What’s Up Doc?

My eyes burned, felt singed. Blinded. The metallic taste of stale seawater, a swirling dervish, with a dull yet sharp twang on my tongue brought me back. Landing hard, crashing on the swabbed deck like a drenched leather sack of humid, rotting shark and fish chum, I woke up face down, soaked to the bone and drenched in salty sweat and iron blood. Breathing heavily, desperately, but no oxygen came. Was I suffocating, drowning? I felt something different coming hard and fast. An intense sense of another metaphysical awakening from within was coming. Now. Something familiar, additional archaic whispers rapidly writhing amongst a rushed maelstrom. A quick rush arrived with a lucky strike of the matchstick. Suddenly my body burst into white lightning, burnt orange, then crimson flames. This time no pain, just a calming, growing warmth spreading through me. As I was fully consumed by fire, now a glowing invisible force, I felt a sense of release as my ashes fell scattered, blowing away and mixing with the winding, gentle ocean’s undertow. Now deeper than the Mariana Trench. All localized light lost reluctantly to the deep, cold murmur of shipwrecked pasts.

Doc Vinson, master farmer, fisherman, and puzzle solver never made house calls. He was a kind, wise man with a tanned, weathered face. The rest of his religiously covered skin was as white as alabaster. Every time I think of him, I see his lighthearted grin, glasses, hair as black as sack cloth, and missing big toe. Grandad’s first name, Doc, got him confused with midnight calls from folks asking if the doctor was in.

One of mine and my two sisters’ favorite childhood memories was him teaching us his little physics trick revealing how the center of gravity works with only a single toothpick, juice glass, spoon, and fork.

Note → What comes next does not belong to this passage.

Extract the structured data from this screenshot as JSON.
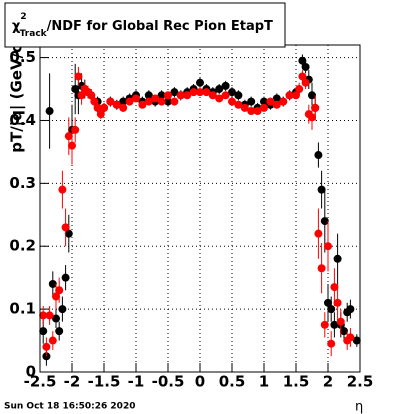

He joined the utensils in a handshake, nudging, balancing them like a playground teeter-totter on the very edge of the glass with nothing but patience and that tiny splinter of wood. Magical.

The tightly organized pressure that was always holding my organs and tissues together had given way. I was now free from all of the earthly delights that seduced everyone. Earthly, an odd adjective for tech that betrayed us leaving us lost and forgetful. Not all of us were led astray by the sirens’ songs. I kept my head down, ears covered, remained divinely protected. I was a rare bird, er fish. One of only a handful remaining with pulsing neurons capable of critical thinking. I passed the tests. So many tests. God’s boot camp was now over, but who or what was I now?

Then I heard it. A fragment of a never ending echo, a wavelength from far across streams of southern consciousness came as four items hovering just slightly above the weathered surface of a hexagonal game table. A fork, spoon, glass, and a single toothpick. What’s up Doc? God I loved my family’s clever bread crumbs. Never stale. This puzzle my sisters and I knew since our earliest years of an innocent childhood. I had no physical form so my soul’s reaching grasp passed through these objects resembling puzzle pieces of Grandad’s center of gravity trick.